While Indianapolis, Indiana can be proud of its sports accomplishments, particularly the Indy 500 and the Indiana Pacers basketball team, it can also be saluted for its vibrant arts and cultural institutions i.e. The Indianapolis Children's Museum and the Indianapolis Museum of Art, plus some nationally recognized artists, including Walter Knabe, 61, painter, graphic arts master, and a gentle and friendly soul.
I had the pleasure of meeting him at his studio in Indianapolis and hearing him talk about his work and journey from art school, to a New York internship with Andy Warhol, and on to Indiana where he put down roots and is currently ensconced in an expansive studio in Carmel at the Design Center. I learned from one of his assistants that he will be moving soon to another neighborhood, but his commitment to Indiana remains strong.
His current large well-lit space at the Design Center accommodates his machinery, paints, paper, and fabric with all the plethora of tools for a fully operational design business that serves clients around the world. I was smitten by the breadth of color palettes he incorporates in his work.

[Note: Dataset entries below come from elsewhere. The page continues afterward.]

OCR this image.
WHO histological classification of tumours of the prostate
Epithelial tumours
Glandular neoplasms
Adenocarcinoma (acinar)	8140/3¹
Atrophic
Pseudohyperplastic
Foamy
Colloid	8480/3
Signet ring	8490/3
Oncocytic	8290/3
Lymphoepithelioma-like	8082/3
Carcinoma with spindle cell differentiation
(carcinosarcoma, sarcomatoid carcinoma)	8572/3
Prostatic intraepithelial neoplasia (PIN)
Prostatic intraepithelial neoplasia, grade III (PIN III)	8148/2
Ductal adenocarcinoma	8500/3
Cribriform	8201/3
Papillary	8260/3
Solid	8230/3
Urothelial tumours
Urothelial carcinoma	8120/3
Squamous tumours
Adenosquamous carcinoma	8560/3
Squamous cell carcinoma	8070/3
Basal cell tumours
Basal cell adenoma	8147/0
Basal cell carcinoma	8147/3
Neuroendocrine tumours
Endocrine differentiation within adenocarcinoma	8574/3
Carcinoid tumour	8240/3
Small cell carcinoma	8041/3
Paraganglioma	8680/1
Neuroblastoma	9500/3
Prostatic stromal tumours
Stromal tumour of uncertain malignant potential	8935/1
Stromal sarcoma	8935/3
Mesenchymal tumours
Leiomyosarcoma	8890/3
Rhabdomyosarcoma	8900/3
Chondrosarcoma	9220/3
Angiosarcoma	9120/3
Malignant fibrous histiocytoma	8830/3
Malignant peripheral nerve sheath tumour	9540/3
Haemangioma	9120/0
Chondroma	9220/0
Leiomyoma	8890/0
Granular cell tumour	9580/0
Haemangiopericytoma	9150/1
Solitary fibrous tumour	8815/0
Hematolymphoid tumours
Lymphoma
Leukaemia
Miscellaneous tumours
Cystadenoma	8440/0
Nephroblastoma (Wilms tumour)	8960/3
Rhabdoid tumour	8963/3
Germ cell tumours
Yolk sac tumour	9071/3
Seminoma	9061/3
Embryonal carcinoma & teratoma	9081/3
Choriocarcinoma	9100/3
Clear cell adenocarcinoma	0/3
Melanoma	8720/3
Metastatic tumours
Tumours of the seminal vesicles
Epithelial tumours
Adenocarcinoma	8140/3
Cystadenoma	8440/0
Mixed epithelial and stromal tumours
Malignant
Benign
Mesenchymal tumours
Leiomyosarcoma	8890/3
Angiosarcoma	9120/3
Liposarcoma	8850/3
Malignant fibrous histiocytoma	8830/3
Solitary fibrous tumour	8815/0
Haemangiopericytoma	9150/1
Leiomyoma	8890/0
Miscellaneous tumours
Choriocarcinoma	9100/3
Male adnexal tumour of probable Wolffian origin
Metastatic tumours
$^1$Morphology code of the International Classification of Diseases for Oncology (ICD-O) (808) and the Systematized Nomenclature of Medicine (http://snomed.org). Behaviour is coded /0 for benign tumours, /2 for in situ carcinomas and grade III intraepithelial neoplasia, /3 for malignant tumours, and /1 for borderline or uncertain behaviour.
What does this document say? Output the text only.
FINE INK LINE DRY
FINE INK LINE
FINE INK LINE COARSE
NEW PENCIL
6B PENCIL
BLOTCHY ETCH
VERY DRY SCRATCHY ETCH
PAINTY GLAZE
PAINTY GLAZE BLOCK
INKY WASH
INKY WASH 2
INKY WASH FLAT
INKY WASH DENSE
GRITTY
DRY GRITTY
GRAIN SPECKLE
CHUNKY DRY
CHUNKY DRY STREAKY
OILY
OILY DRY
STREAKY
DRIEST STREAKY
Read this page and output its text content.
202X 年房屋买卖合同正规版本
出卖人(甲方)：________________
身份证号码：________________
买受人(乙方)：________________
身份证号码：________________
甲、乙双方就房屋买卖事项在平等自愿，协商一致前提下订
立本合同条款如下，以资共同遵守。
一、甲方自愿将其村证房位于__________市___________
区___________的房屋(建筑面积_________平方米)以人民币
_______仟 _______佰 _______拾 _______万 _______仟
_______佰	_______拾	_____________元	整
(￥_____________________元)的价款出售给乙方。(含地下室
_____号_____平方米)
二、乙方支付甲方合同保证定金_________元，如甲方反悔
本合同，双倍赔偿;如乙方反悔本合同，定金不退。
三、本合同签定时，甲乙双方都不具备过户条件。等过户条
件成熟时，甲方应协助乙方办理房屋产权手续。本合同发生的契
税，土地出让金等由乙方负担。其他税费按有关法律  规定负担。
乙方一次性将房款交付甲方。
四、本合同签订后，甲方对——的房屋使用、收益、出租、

Blazing colors and subtle elegant neutral patterns permeate his creations on both paper and fabric.
Knabe says, "My art and design is inspired by antiquity and the ever evolving presence of everyday life." As I observed his artwork in bins and nestled against the walls, I recognized contemporary personalities as well as historical characters from European, Asian and American history memorialized in fabric and on paper. He is indeed a student of history and a social commentator.
As I was walking to the studio exit, I stopped abruptly as I saw several brilliantly patterned silkscreened scarves hanging from a hat rack. I immediately inquired if they were for sale. Yes, they were, I was told by his Assistant. When she offered a price that was within my budget I immediately purchased one. What a perfect ending to a lovely encounter with the talented artist Mr. Knabe, with a very smart wearable art takeaway in hand.